Chez lui, rien n’est laissé au hasard. La baisse d’activité n’est pas une faiblesse, c’est une stratégie de survie. Le ralentissement du rythme cardiaque, la diminution de la température corporelle et l’économie musculaire permettent au corps de traverser l’hivers sans l’épuiser. L’animal n’essaie pas de nettoyer son organisme. Il ne cherche pas à éliminer ce qui est déjà en train d’être intégré. Il fait confiance à son terrain. Son énergie vitale est tournée vers l’intérieur, vers la régénération silencieuse. Cette sagesse animale repose sur un principe simple : le vivant sait quand ne pas forcer.
A l’inverse, l’homme moderne traverse février dans la tension. Les rythmes sociaux restent inchangés, les exigences professionnelles persistent, la stimulation est constante. Café, écrans, sucre, activités intenses viennent masquer la fatigue saisonnière plutôt que de l’écouter. Le corps, pourtant, parle. Fatigue persistante, baisse de moral, fragilité immunitaire, douleurs diffuses. Autant de signaux qui ne traduisent pas un dysfonctionnent, mais une tentative d’adaptation à la saison. En niant ce ralentissement naturel, l’humain se place à contre-courant de sa propre biologie. Là ou l’animal se protège, il le sollicite. Là où l’énergie devrait être conservée, elle est dispersée.

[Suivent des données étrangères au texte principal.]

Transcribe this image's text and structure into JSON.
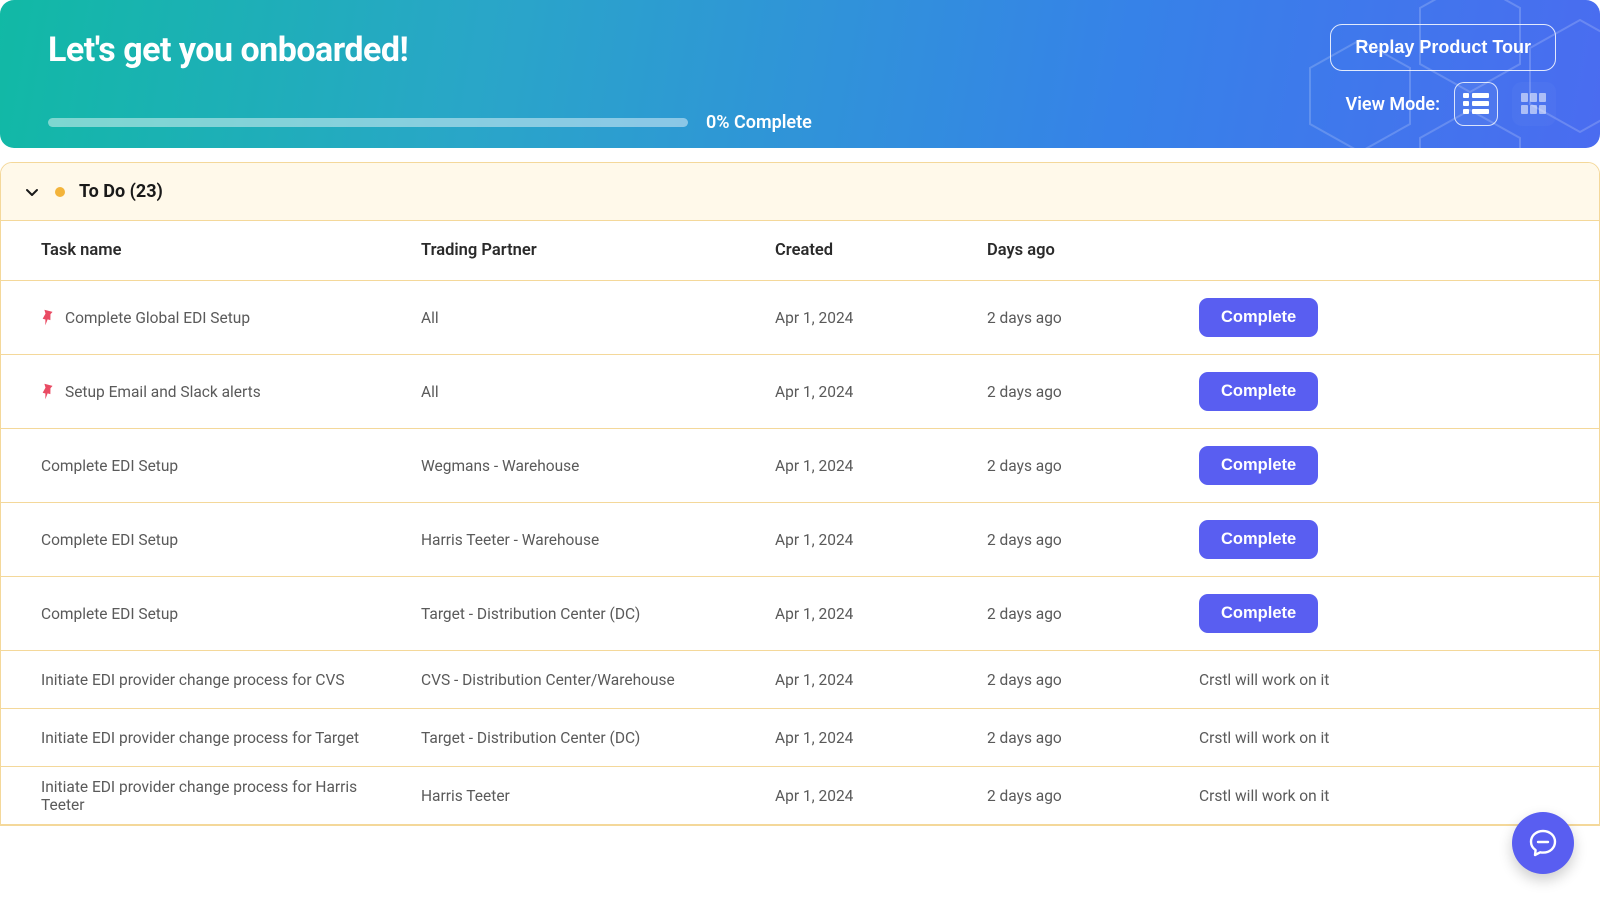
{
  "hero": {
    "title": "Let's get you onboarded!",
    "progress_pct": 0,
    "progress_label": "0% Complete",
    "replay_button": "Replay Product Tour",
    "view_mode_label": "View Mode:"
  },
  "section": {
    "title_base": "To Do",
    "count": 23,
    "title": "To Do (23)"
  },
  "columns": {
    "task": "Task name",
    "partner": "Trading Partner",
    "created": "Created",
    "days_ago": "Days ago"
  },
  "actions": {
    "complete": "Complete",
    "crstl_note": "Crstl will work on it"
  },
  "tasks": [
    {
      "pinned": true,
      "name": "Complete Global EDI Setup",
      "partner": "All",
      "created": "Apr 1, 2024",
      "days_ago": "2 days ago",
      "action": "complete"
    },
    {
      "pinned": true,
      "name": "Setup Email and Slack alerts",
      "partner": "All",
      "created": "Apr 1, 2024",
      "days_ago": "2 days ago",
      "action": "complete"
    },
    {
      "pinned": false,
      "name": "Complete EDI Setup",
      "partner": "Wegmans - Warehouse",
      "created": "Apr 1, 2024",
      "days_ago": "2 days ago",
      "action": "complete"
    },
    {
      "pinned": false,
      "name": "Complete EDI Setup",
      "partner": "Harris Teeter - Warehouse",
      "created": "Apr 1, 2024",
      "days_ago": "2 days ago",
      "action": "complete"
    },
    {
      "pinned": false,
      "name": "Complete EDI Setup",
      "partner": "Target - Distribution Center (DC)",
      "created": "Apr 1, 2024",
      "days_ago": "2 days ago",
      "action": "complete"
    },
    {
      "pinned": false,
      "name": "Initiate EDI provider change process for CVS",
      "partner": "CVS - Distribution Center/Warehouse",
      "created": "Apr 1, 2024",
      "days_ago": "2 days ago",
      "action": "note"
    },
    {
      "pinned": false,
      "name": "Initiate EDI provider change process for Target",
      "partner": "Target - Distribution Center (DC)",
      "created": "Apr 1, 2024",
      "days_ago": "2 days ago",
      "action": "note"
    },
    {
      "pinned": false,
      "name": "Initiate EDI provider change process for Harris Teeter",
      "partner": "Harris Teeter",
      "created": "Apr 1, 2024",
      "days_ago": "2 days ago",
      "action": "note"
    }
  ]
}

La naturopathie s’inscrit dans une lecture écologique du corps humain. Elle ne cherche pas à corriger les saisons mais à accompagner leurs effets. En février, elle invite à une posture proche de celle de l’ours : soutenir sans stimuler, nourrir sans surcharger, écouter plutôt qu’intervenir. C’est un mois où l’on privilégie : la préservation de l’énergie vitale, le soutien doux des fonctions profondes, la régulation plutôt que l’élimination, la sobriété plutôt que la performance.

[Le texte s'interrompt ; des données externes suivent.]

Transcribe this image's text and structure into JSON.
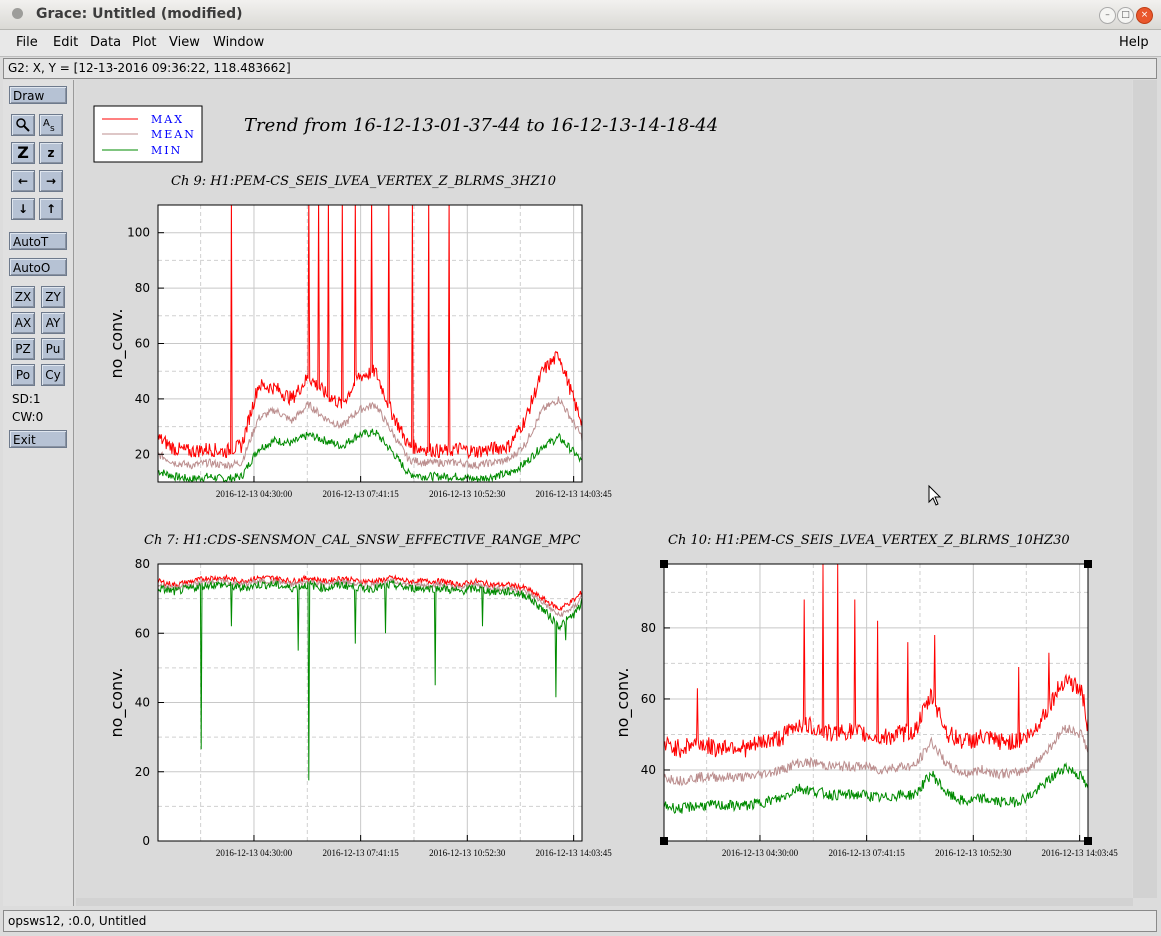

Sur le plan énergétique, février correspond à une phase d’intériorisation. L’énergie circule moins vers l’extérieur, elle consolide les structures, prépare l’élan futur. Forcer cette énergie à s’exprimer trop tôt, c’est compromettre la stabilité du printemps à venir.
L’ours l’a compris instinctivement, il ne précipite pas le renouveau.
L’homme gagnerait à redécouvrir cette écologie intérieure : ralentir pour mieux repartir, préserver pour mieux croître.
L’écologie ne concerne pas uniquement la planète. Elle commence dans la relation que nous entretenons avec notre corps. Février nous enseigne que respecter le vivant, c’est accepter que tout ne soit pas productif, visible ou performant.
L’ours ne fait rien en février.
Et pourtant, il fait exactement ce qu’il faut.
La santé naît de l’accord entre le rythme du corps et celui de la nature.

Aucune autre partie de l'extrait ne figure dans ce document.